The easiest ways to avoid this:
1. using matching thread color in the left needle helps reduce the visibility of stretched seams
2. tighten the left needle tension as best as you can when serging the first time, and then
3. either serge a second time, with the KNIVES DISENGAGED, or sew a straight seam with a sewing machine.
Many folks find this issue or stitches coming actually unravelled when they serge across an already serged seam going the opposite (perpendicular) direction.
One suggestion is to reinforce the seam with a regular sewing machine.
Using stretch thread gives a soft finish but the loopers just form the binding not stretch in the seam.
Many folks do not understand serger stitch formation and spend a lot of extra $ on stretch thread when it will not give you stretch where you think you need it.

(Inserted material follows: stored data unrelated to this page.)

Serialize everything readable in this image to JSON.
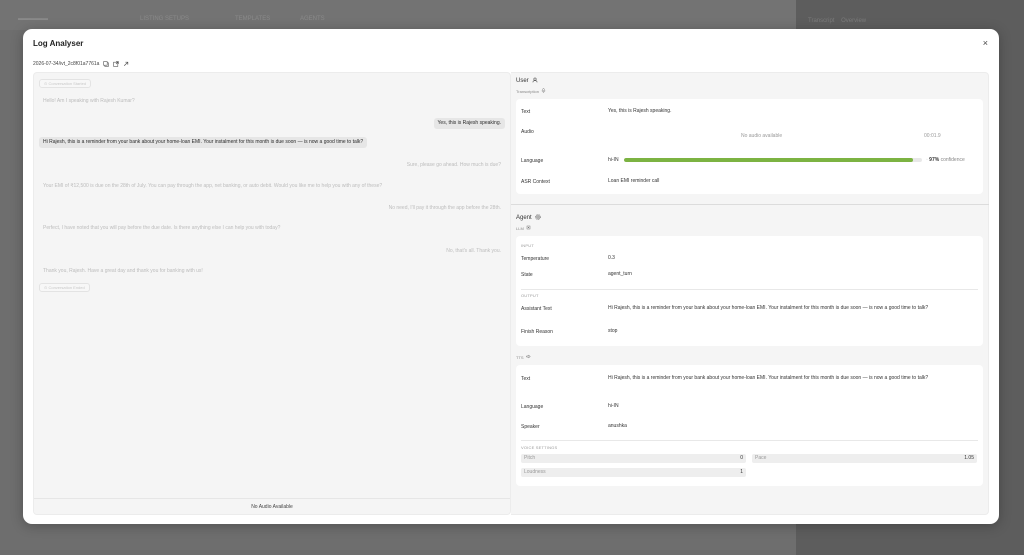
{
  "background": {
    "top_items": [
      "LISTING SETUPS",
      "TEMPLATES",
      "AGENTS"
    ],
    "right_tabs": [
      "Transcript",
      "Overview"
    ]
  },
  "modal": {
    "title": "Log Analyser",
    "close": "×",
    "log_id": "2026-07-34/ivt_2c8f01a7761a"
  },
  "chat": {
    "start_chip": "Conversation Started",
    "end_chip": "Conversation Ended",
    "messages": [
      {
        "side": "left",
        "text": "Hello! Am I speaking with Rajesh Kumar?",
        "state": "faded"
      },
      {
        "side": "right",
        "text": "Yes, this is Rajesh speaking.",
        "state": "active"
      },
      {
        "side": "left",
        "text": "Hi Rajesh, this is a reminder from your bank about your home-loan EMI. Your instalment for this month is due soon — is now a good time to talk?",
        "state": "active"
      },
      {
        "side": "right",
        "text": "Sure, please go ahead. How much is due?",
        "state": "faded"
      },
      {
        "side": "left",
        "text": "Your EMI of ₹12,500 is due on the 28th of July. You can pay through the app, net banking, or auto debit. Would you like me to help you with any of these?",
        "state": "faded"
      },
      {
        "side": "right",
        "text": "No need, I'll pay it through the app before the 28th.",
        "state": "faded"
      },
      {
        "side": "left",
        "text": "Perfect, I have noted that you will pay before the due date. Is there anything else I can help you with today?",
        "state": "faded"
      },
      {
        "side": "right",
        "text": "No, that's all. Thank you.",
        "state": "faded"
      },
      {
        "side": "left",
        "text": "Thank you, Rajesh. Have a great day and thank you for banking with us!",
        "state": "faded"
      }
    ],
    "footer": "No Audio Available"
  },
  "user": {
    "title": "User",
    "subtitle": "Transcription",
    "text_label": "Text",
    "text_value": "Yes, this is Rajesh speaking.",
    "audio_label": "Audio",
    "audio_value": "No audio available",
    "audio_time": "00:01.9",
    "language_label": "Language",
    "language_value": "hi-IN",
    "confidence": 0.97,
    "confidence_pct": "97%",
    "confidence_word": "confidence",
    "asr_label": "ASR Context",
    "asr_value": "Loan EMI reminder call"
  },
  "agent": {
    "title": "Agent",
    "llm_label": "LLM",
    "input_cap": "INPUT",
    "temperature_label": "Temperature",
    "temperature_value": "0.3",
    "state_label": "State",
    "state_value": "agent_turn",
    "output_cap": "OUTPUT",
    "assistant_label": "Assistant Text",
    "assistant_value": "Hi Rajesh, this is a reminder from your bank about your home-loan EMI. Your instalment for this month is due soon — is now a good time to talk?",
    "finish_label": "Finish Reason",
    "finish_value": "stop",
    "tts_label": "TTS",
    "tts_text_label": "Text",
    "tts_text_value": "Hi Rajesh, this is a reminder from your bank about your home-loan EMI. Your instalment for this month is due soon — is now a good time to talk?",
    "tts_language_label": "Language",
    "tts_language_value": "hi-IN",
    "speaker_label": "Speaker",
    "speaker_value": "anushka",
    "voice_cap": "VOICE SETTINGS",
    "pitch_label": "Pitch",
    "pitch_value": "0",
    "pace_label": "Pace",
    "pace_value": "1.05",
    "loudness_label": "Loudness",
    "loudness_value": "1"
  }
}
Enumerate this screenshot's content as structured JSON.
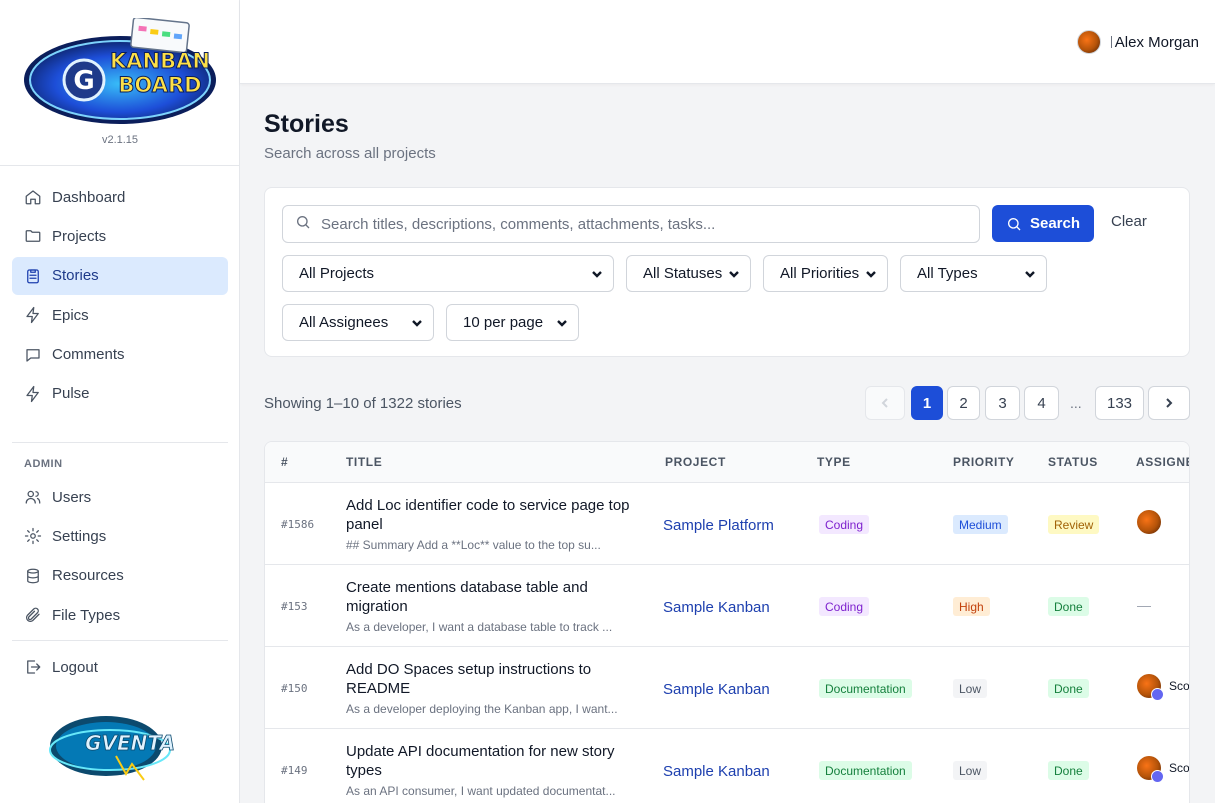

Stretch thread does not go in the needles which are where the seam construction occurs, and where seam failure occurs when stressed by too much pulling on it - crotches, waistbands, armscye etc.
Our group Admin Lauren Domingo adds:
Also moving to a shorter stitch length (tiny adjustments!) will allow more stretch. My serged seams stretch the full stretch of my fabric. It’s a balancing act but achievable. Using thread that matches the best to the outside print of your fabric will minimize stitches showing You can use regular sewing machine thread in left needle. It’s just more expensive than serger thread.
Make Sure Serger Thread Is Flossed
Through All 4 Tension Discs Securely
Check to see if your left needle thread is flossed, if so tighten the tension in small increments until it stops.
Lift your presser foot, hold either end of each thread (one at a time) and give each a little tug. This ensures the thread is seating in each disc properly.
Lifting the presser foot opens the discs, dropping the pressure foot closes the discs.
If the thread is not in the disc properly, it becomes visible in the stretched seam.
Do this every time you rethread and periodically check threads are still seated properly.